Molecular Biomarkers for Early Detection of Cerebral Palsy
Cerebral Palsy, Molecular Biomarkers, Gene Expression, Quantitative real-time PCR, Neurological Disorders, Neonatal Blood Spots
Armistead, Brooke; Lenski, Madeleine; Paneth, Nigel; and Khoo, Sok Kean, "Molecular Biomarkers for Early Detection of Cerebral Palsy" (2016). Student Summer Scholars Manuscripts. 165.

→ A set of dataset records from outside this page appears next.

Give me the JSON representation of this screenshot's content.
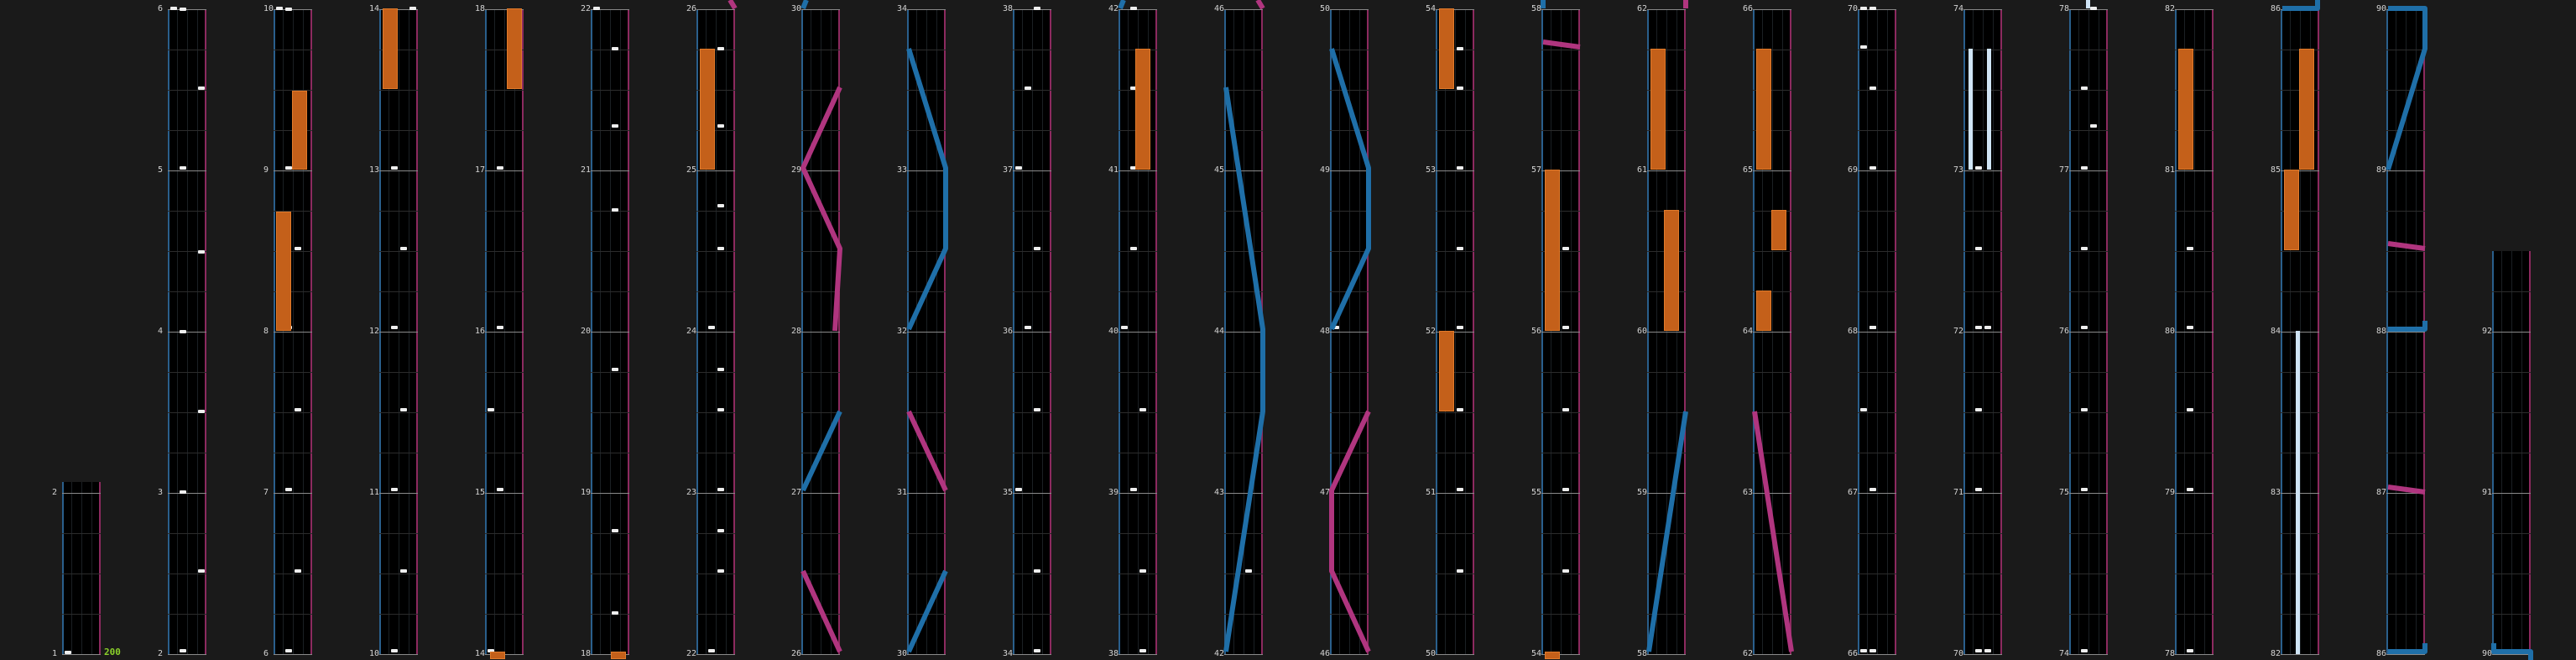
{
  "chart": {
    "combo_counter": "200",
    "lane_colors": {
      "background": "#000000",
      "left_laser": "#1f6fa8",
      "right_laser": "#b0357f",
      "hold": "#c4601a",
      "tap": "#eeeeee",
      "measure_line": "#8a8a8a"
    },
    "columns": [
      {
        "measures": [
          "1",
          "2"
        ]
      },
      {
        "measures": [
          "2",
          "3",
          "4",
          "5",
          "6"
        ]
      },
      {
        "measures": [
          "6",
          "7",
          "8",
          "9",
          "10"
        ]
      },
      {
        "measures": [
          "10",
          "11",
          "12",
          "13",
          "14"
        ]
      },
      {
        "measures": [
          "14",
          "15",
          "16",
          "17",
          "18"
        ]
      },
      {
        "measures": [
          "18",
          "19",
          "20",
          "21",
          "22"
        ]
      },
      {
        "measures": [
          "22",
          "23",
          "24",
          "25",
          "26"
        ]
      },
      {
        "measures": [
          "26",
          "27",
          "28",
          "29",
          "30"
        ]
      },
      {
        "measures": [
          "30",
          "31",
          "32",
          "33",
          "34"
        ]
      },
      {
        "measures": [
          "34",
          "35",
          "36",
          "37",
          "38"
        ]
      },
      {
        "measures": [
          "38",
          "39",
          "40",
          "41",
          "42"
        ]
      },
      {
        "measures": [
          "42",
          "43",
          "44",
          "45",
          "46"
        ]
      },
      {
        "measures": [
          "46",
          "47",
          "48",
          "49",
          "50"
        ]
      },
      {
        "measures": [
          "50",
          "51",
          "52",
          "53",
          "54"
        ]
      },
      {
        "measures": [
          "54",
          "55",
          "56",
          "57",
          "58"
        ]
      },
      {
        "measures": [
          "58",
          "59",
          "60",
          "61",
          "62"
        ]
      },
      {
        "measures": [
          "62",
          "63",
          "64",
          "65",
          "66"
        ]
      },
      {
        "measures": [
          "66",
          "67",
          "68",
          "69",
          "70"
        ]
      },
      {
        "measures": [
          "70",
          "71",
          "72",
          "73",
          "74"
        ]
      },
      {
        "measures": [
          "74",
          "75",
          "76",
          "77",
          "78"
        ]
      },
      {
        "measures": [
          "78",
          "79",
          "80",
          "81",
          "82"
        ]
      },
      {
        "measures": [
          "82",
          "83",
          "84",
          "85",
          "86"
        ]
      },
      {
        "measures": [
          "86",
          "87",
          "88",
          "89",
          "90"
        ]
      },
      {
        "measures": [
          "90",
          "91",
          "92"
        ]
      }
    ]
  }
}
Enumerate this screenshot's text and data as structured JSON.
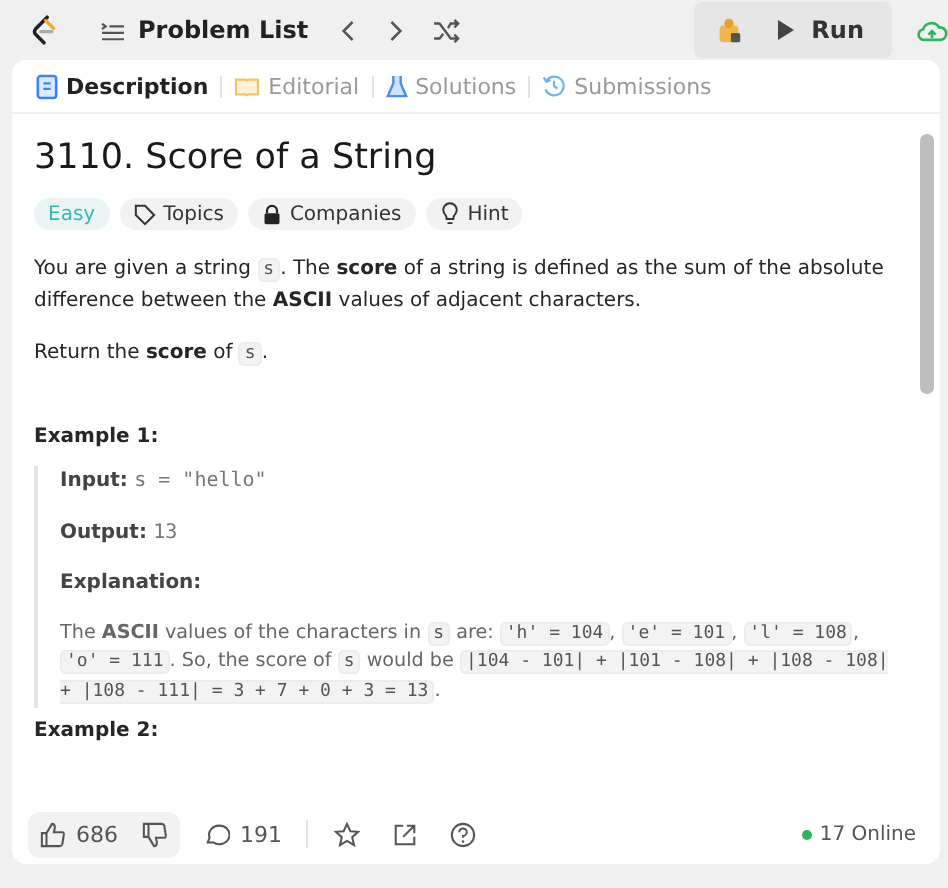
{
  "topbar": {
    "title": "Problem List",
    "run": "Run"
  },
  "tabs": [
    {
      "label": "Description",
      "kind": "doc",
      "selected": true
    },
    {
      "label": "Editorial",
      "kind": "book",
      "selected": false
    },
    {
      "label": "Solutions",
      "kind": "flask",
      "selected": false
    },
    {
      "label": "Submissions",
      "kind": "history",
      "selected": false
    }
  ],
  "problem": {
    "title": "3110. Score of a String",
    "tags": [
      {
        "label": "Easy",
        "kind": "difficulty"
      },
      {
        "label": "Topics",
        "kind": "tag"
      },
      {
        "label": "Companies",
        "kind": "lock"
      },
      {
        "label": "Hint",
        "kind": "bulb"
      }
    ],
    "paragraphs": [
      [
        {
          "kind": "text",
          "text": "You are given a string "
        },
        {
          "kind": "code",
          "text": "s"
        },
        {
          "kind": "text",
          "text": ". The **score** of a string is defined as the sum of the absolute difference between the **ASCII** values of adjacent characters."
        }
      ],
      [
        {
          "kind": "text",
          "text": "Return the **score** of "
        },
        {
          "kind": "code",
          "text": "s"
        },
        {
          "kind": "text",
          "text": "."
        }
      ]
    ],
    "examples": [
      {
        "heading": "Example 1:",
        "input_label": "Input:",
        "input": "s = \"hello\"",
        "output_label": "Output:",
        "output": "13",
        "explanation_label": "Explanation:",
        "explanation": [
          {
            "kind": "text",
            "text": "The **ASCII** values of the characters in "
          },
          {
            "kind": "code",
            "text": "s"
          },
          {
            "kind": "text",
            "text": " are: "
          },
          {
            "kind": "code",
            "text": "'h' = 104"
          },
          {
            "kind": "text",
            "text": ", "
          },
          {
            "kind": "code",
            "text": "'e' = 101"
          },
          {
            "kind": "text",
            "text": ", "
          },
          {
            "kind": "code",
            "text": "'l' = 108"
          },
          {
            "kind": "text",
            "text": ", "
          },
          {
            "kind": "code",
            "text": "'o' = 111"
          },
          {
            "kind": "text",
            "text": ". So, the score of "
          },
          {
            "kind": "code",
            "text": "s"
          },
          {
            "kind": "text",
            "text": " would be "
          },
          {
            "kind": "code",
            "text": "|104 - 101| + |101 - 108| + |108 - 108| + |108 - 111| = 3 + 7 + 0 + 3 = 13"
          },
          {
            "kind": "text",
            "text": "."
          }
        ]
      },
      {
        "heading": "Example 2:"
      }
    ]
  },
  "footer": {
    "likes": "686",
    "comments": "191",
    "online": "17 Online"
  }
}
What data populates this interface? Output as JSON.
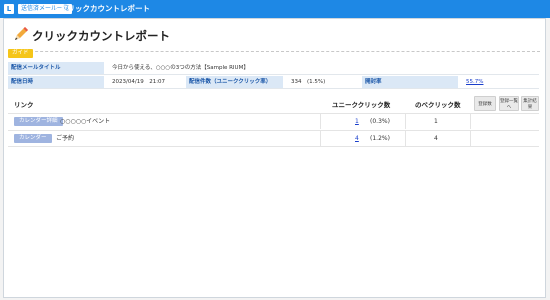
{
  "topbar": {
    "logo_text": "L",
    "breadcrumb": "送信済メール一覧",
    "separator": "»",
    "title": "クリックカウントレポート"
  },
  "page": {
    "title": "クリックカウントレポート",
    "guide_label": "ガイド"
  },
  "info": {
    "subject_label": "配信メールタイトル",
    "subject_value": "今日から使える、○○○の3つの方法【Sample RIUM】",
    "date_label": "配信日時",
    "date_value": "2023/04/19　21:07",
    "count_label": "配信件数（ユニーククリック率）",
    "count_value": "334　(1.5%)",
    "open_label": "開封率",
    "open_value": "55.7%"
  },
  "list": {
    "columns": {
      "link": "リンク",
      "unique": "ユニーククリック数",
      "total": "のべクリック数"
    },
    "buttons": {
      "register": "登録数",
      "register_list": "登録一覧へ",
      "summary": "集計結果"
    },
    "rows": [
      {
        "tag": "カレンダー詳細",
        "name": "○○○○○イベント",
        "unique": "1",
        "unique_pct": "(0.3%)",
        "total": "1"
      },
      {
        "tag": "カレンダー",
        "name": "ご予約",
        "unique": "4",
        "unique_pct": "(1.2%)",
        "total": "4"
      }
    ]
  },
  "colors": {
    "topbar": "#1e88e5",
    "label_bg": "#dbe8f6",
    "tag_bg": "#9fb4e0",
    "guide_bg": "#f5c518"
  }
}
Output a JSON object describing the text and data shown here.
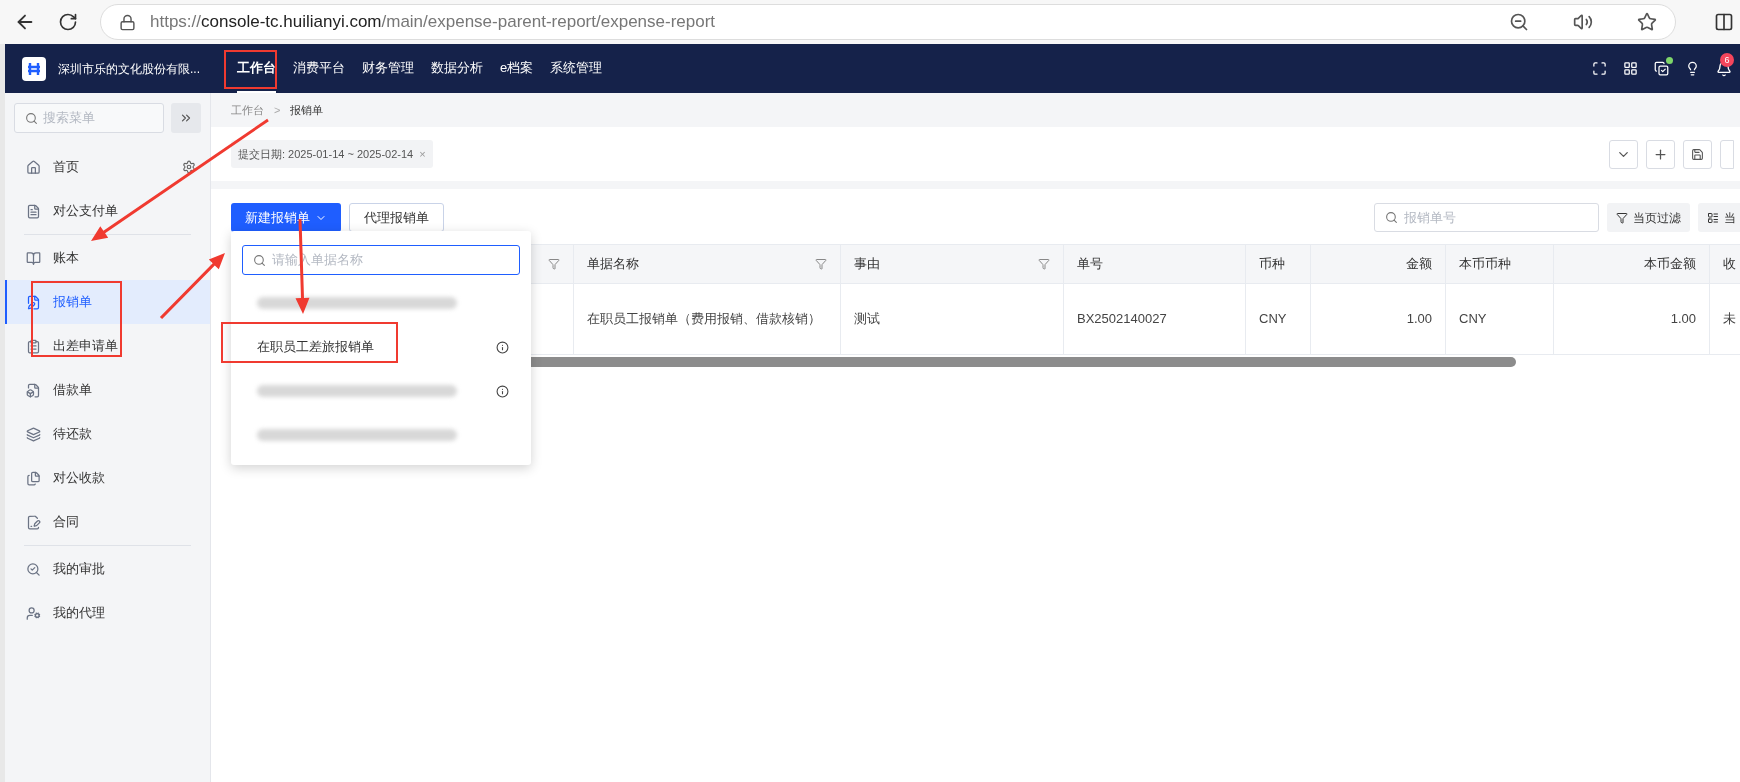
{
  "browser": {
    "url_scheme": "https://",
    "url_host": "console-tc.huilianyi.com",
    "url_path": "/main/expense-parent-report/expense-report"
  },
  "topbar": {
    "company": "深圳市乐的文化股份有限...",
    "nav": [
      {
        "label": "工作台",
        "selected": true
      },
      {
        "label": "消费平台",
        "selected": false
      },
      {
        "label": "财务管理",
        "selected": false
      },
      {
        "label": "数据分析",
        "selected": false
      },
      {
        "label": "e档案",
        "selected": false
      },
      {
        "label": "系统管理",
        "selected": false
      }
    ],
    "notification_count": "6"
  },
  "sidebar": {
    "search_placeholder": "搜索菜单",
    "items": [
      {
        "label": "首页",
        "selected": false
      },
      {
        "label": "对公支付单",
        "selected": false
      },
      {
        "label": "账本",
        "selected": false
      },
      {
        "label": "报销单",
        "selected": true
      },
      {
        "label": "出差申请单",
        "selected": false
      },
      {
        "label": "借款单",
        "selected": false
      },
      {
        "label": "待还款",
        "selected": false
      },
      {
        "label": "对公收款",
        "selected": false
      },
      {
        "label": "合同",
        "selected": false
      },
      {
        "label": "我的审批",
        "selected": false
      },
      {
        "label": "我的代理",
        "selected": false
      }
    ]
  },
  "breadcrumb": [
    "工作台",
    "报销单"
  ],
  "breadcrumb_separator": ">",
  "filter_tag": "提交日期: 2025-01-14 ~ 2025-02-14",
  "filter_tag_close": "×",
  "toolbar": {
    "new_button": "新建报销单",
    "proxy_button": "代理报销单",
    "search_placeholder": "报销单号",
    "page_filter": "当页过滤",
    "columns_button": "当"
  },
  "dropdown": {
    "search_placeholder": "请输入单据名称",
    "items": [
      {
        "kind": "blurred",
        "info": false
      },
      {
        "kind": "text",
        "label": "在职员工差旅报销单",
        "info": true
      },
      {
        "kind": "blurred",
        "info": true
      },
      {
        "kind": "blurred",
        "info": false
      }
    ]
  },
  "table": {
    "columns": [
      {
        "filter": true
      },
      {
        "label": "单据名称",
        "filter": true
      },
      {
        "label": "事由",
        "filter": true
      },
      {
        "label": "单号",
        "filter": false
      },
      {
        "label": "币种",
        "filter": false
      },
      {
        "label": "金额",
        "filter": false
      },
      {
        "label": "本币币种",
        "filter": false
      },
      {
        "label": "本币金额",
        "filter": false
      },
      {
        "label": "收"
      }
    ],
    "rows": [
      [
        null,
        "在职员工报销单（费用报销、借款核销）",
        "测试",
        "BX2502140027",
        "CNY",
        "1.00",
        "CNY",
        "1.00",
        "未"
      ]
    ]
  }
}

Cerebral Palsy (CP) is a term used to describe a group of neurological disorders which appear during early childhood. CP is the most common motor disability affecting children worldwide. In addition, CP can cause a variety of symptoms including cognitive, visual and hearing complications. This disease is commonly diagnosed between ages 2-5, based on clinical observation and motor skill development analysis. Here, we used neonatal blood spots to investigate gene expression of two target genes – S100 calcium binding protein A9 (S100A9) and ectonuclease triphosphate diphosphohydrolase-1 (ENTPD1) – which we previously found to be differentially-expressed between CP children and those without CP. These genes could potentially serve as biomarkers to diagnose CP just after birth, allowing CP children to have early intervention and treatment to better their chances of overcoming development or learning disabilities.